I’ve seen the changing of the guard a number of times and it is very moving, considering what these men that perform it have to go through. It just shows how much respect and devotion they have for what they do. I have also been up to NYC to see the new Freedom Tower, which was built to replace the towers.

I didn’t understand what you meant that using an attendant to push a wheelchair is being abused. Eleven wheelchair assists is unusual. It slows down the boarding process. I had one lady tell me that she uses a wheelchair, not because she needs it, but so she can board early and have her bags handled, all for only a $5.00 tip. I often wonder how many people think that way and abuse the system? 

I flew the B-737 as my first jet when I started with United. It has come a long way since those days. Boeing has another version of the -8 and -9 called the 737-8 MAX and 737-9 MAX. Both versions were removed from service at all airlines due to having two crashes pretty close together, killing a total of about 300 passengers. Neither crash had any survivors. Boeing is working on the software that controls the issue (MCAS) with the plane.


----------



## AnnieA (Oct 26, 2019)

oldman said:


> I didn’t understand what you meant that using an attendant to push a wheelchair is being abused. Eleven wheelchair assists is unusual. It slows down the boarding process. I had one lady tell me that she uses a wheelchair, not because she needs it, but so she can board early and have her bags handled, all for only a $5.00 tip. I often wonder how many people think that way and abuse the system?

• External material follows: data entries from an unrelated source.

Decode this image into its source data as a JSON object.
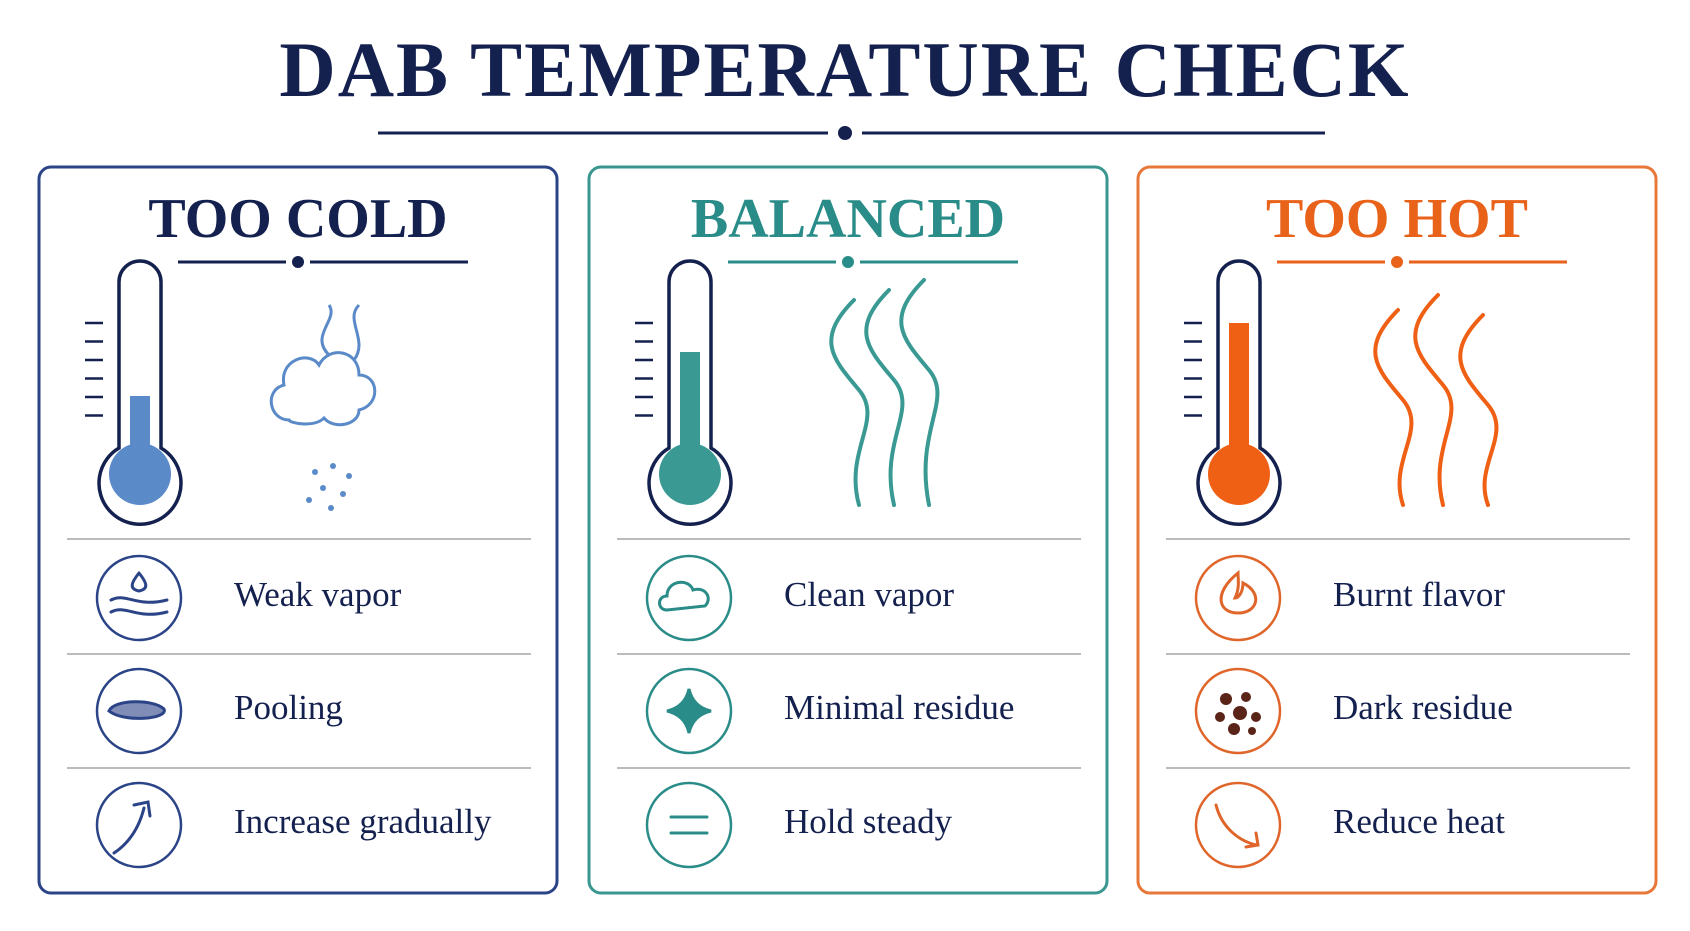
{
  "title": "DAB TEMPERATURE CHECK",
  "panels": [
    {
      "title": "TOO COLD",
      "items": [
        "Weak vapor",
        "Pooling",
        "Increase gradually"
      ]
    },
    {
      "title": "BALANCED",
      "items": [
        "Clean vapor",
        "Minimal residue",
        "Hold steady"
      ]
    },
    {
      "title": "TOO HOT",
      "items": [
        "Burnt flavor",
        "Dark residue",
        "Reduce heat"
      ]
    }
  ]
}
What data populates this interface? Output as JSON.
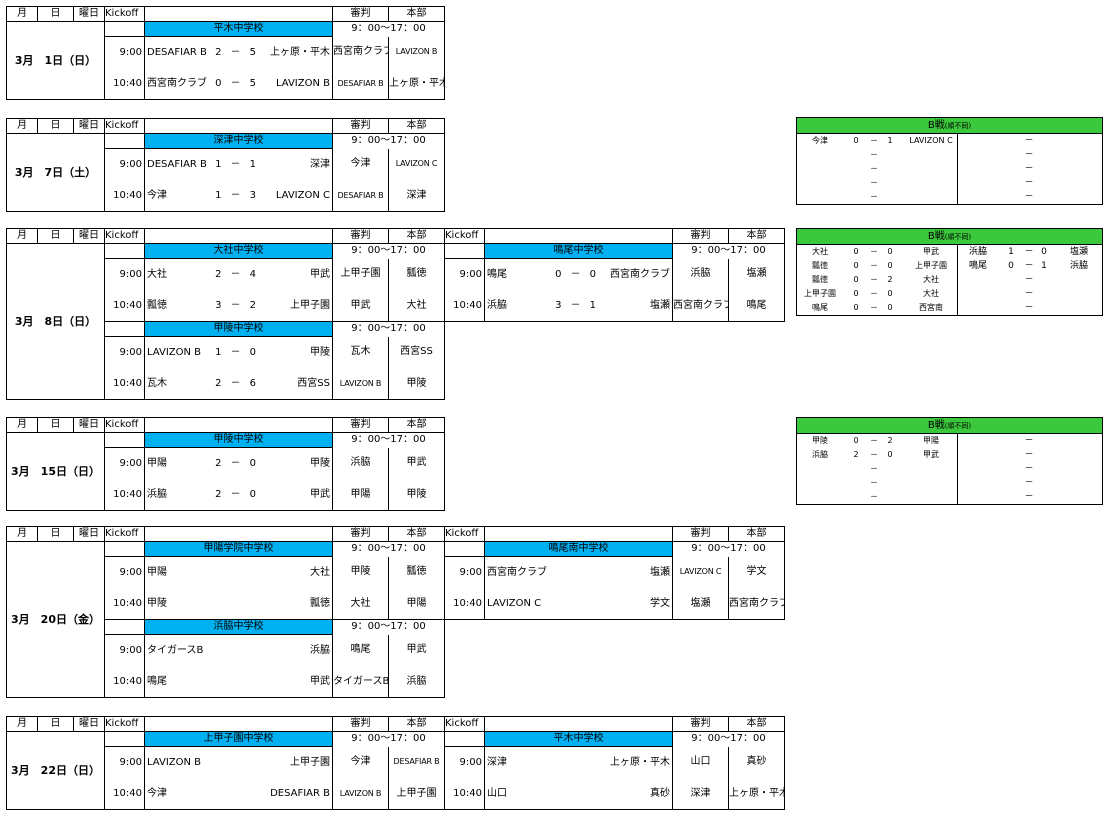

I think more and more, unfortunately.  Even if I were at the point of needing it, I wouldn't want to wait on an attendant these days.  After this trip, I want to visit the UK, then probably won't fly much more.  This was sort of a practice trip to see how I'd do with the walker.


----------



## oldman (Oct 27, 2019)

I still remember when I had my foot operated on for Plantar Fasciitis and I had to use a walker for a week. I was only 50 when that happened, so it was kind of embarrassing to have to be using a walker at that age. I was going to use crutches, but couldn't get the hang of them. The walker did OK, but did slow me down. It was amazing how many people would hold doors for me and let me get across the streets without trying to run me down.


----------